Interpôs, então, recurso extraordinário de revisão concluindo no sentido de:
“Ordenar-se a emissão de competentes guias para o pagamento da multa correspondente ao 3º dia útil, após o termo do prazo legal para apresentar as alegações considerando-se, assim, o recurso como tempestivamente interposto;
Consequentemente ordenar-se a revisão dos despachos que declararam o recurso como extemporâneo designadamente a douta decisão singular proferida pelo V enerando Desembargador, do Presidente da Relação de Coimbra " .

Por despacho de 26.10.2009 foi decidido, em 1ª instância, não admitir o recurso extraordinário de revisão entretanto interposto, com o fundamento de que o despacho de que se recorre não" é claramente um despacho que põe fim ao processo”, nos termos supostos pelo art." 449.º, do CPP, impondo-se a rejeição do recurso, por força do art.º 414.° n.º 2 do CPP, aqui aplicável.

Reclamou, então, a arguida para o STJ, proferindo o seu Exm.º Vice-presidente despacho em 25 de Janeiro de 2010, onde, fazendo menção prévia e expressa da ausência de competência da Exmª juiz para indeferir “in limine" o recurso extraordinário de revisão, para emitir qualquer juízo autónomo sobre a admissibilidade ou inadmissibilidade do pedido de revisão, vindo, na sequência processual a dirimir a reclamação em moldes favoráveis, deferindo-se-lhe e ordenando o cumprimento do art.º 454 .º do CPP .

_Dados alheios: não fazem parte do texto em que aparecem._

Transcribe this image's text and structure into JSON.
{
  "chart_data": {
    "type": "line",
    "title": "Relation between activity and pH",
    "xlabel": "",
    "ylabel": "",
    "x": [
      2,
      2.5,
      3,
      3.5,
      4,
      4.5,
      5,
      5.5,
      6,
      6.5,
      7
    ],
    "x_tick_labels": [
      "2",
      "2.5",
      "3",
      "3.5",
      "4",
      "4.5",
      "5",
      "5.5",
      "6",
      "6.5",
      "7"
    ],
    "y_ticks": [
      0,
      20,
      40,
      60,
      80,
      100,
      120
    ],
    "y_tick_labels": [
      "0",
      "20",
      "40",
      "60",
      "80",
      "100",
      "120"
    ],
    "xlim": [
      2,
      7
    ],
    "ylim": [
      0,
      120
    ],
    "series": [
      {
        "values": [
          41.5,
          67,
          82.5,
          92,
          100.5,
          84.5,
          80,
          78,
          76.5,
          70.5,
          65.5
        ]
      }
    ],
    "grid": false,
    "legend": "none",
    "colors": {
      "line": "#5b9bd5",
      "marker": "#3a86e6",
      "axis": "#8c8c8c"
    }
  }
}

A M.ª Juiz ordenou a subida dos autos ao STJ onde este Tribunal por falta de “competência funcional e material para apreciar o recurso extraordinário de revisão, através do qual a recorrente se propõe a declaração de que “efectivamente foram remetidos pela recorrente por correio electrónico as alegações de recurso no dia 7 de Fevereiro de 2008, referentes ao processo nº 877/05.3TBCBR que pendeu no 3º Juízo Criminal da vara Mista de Coimbra”, ordenou a remessa dos autos a este Tribunal da Relação para apreciação.

O Exmº Procurador-Geral Adjunto emitiu douto parecer no qual se manifesta no sentido da improcedência do recurso.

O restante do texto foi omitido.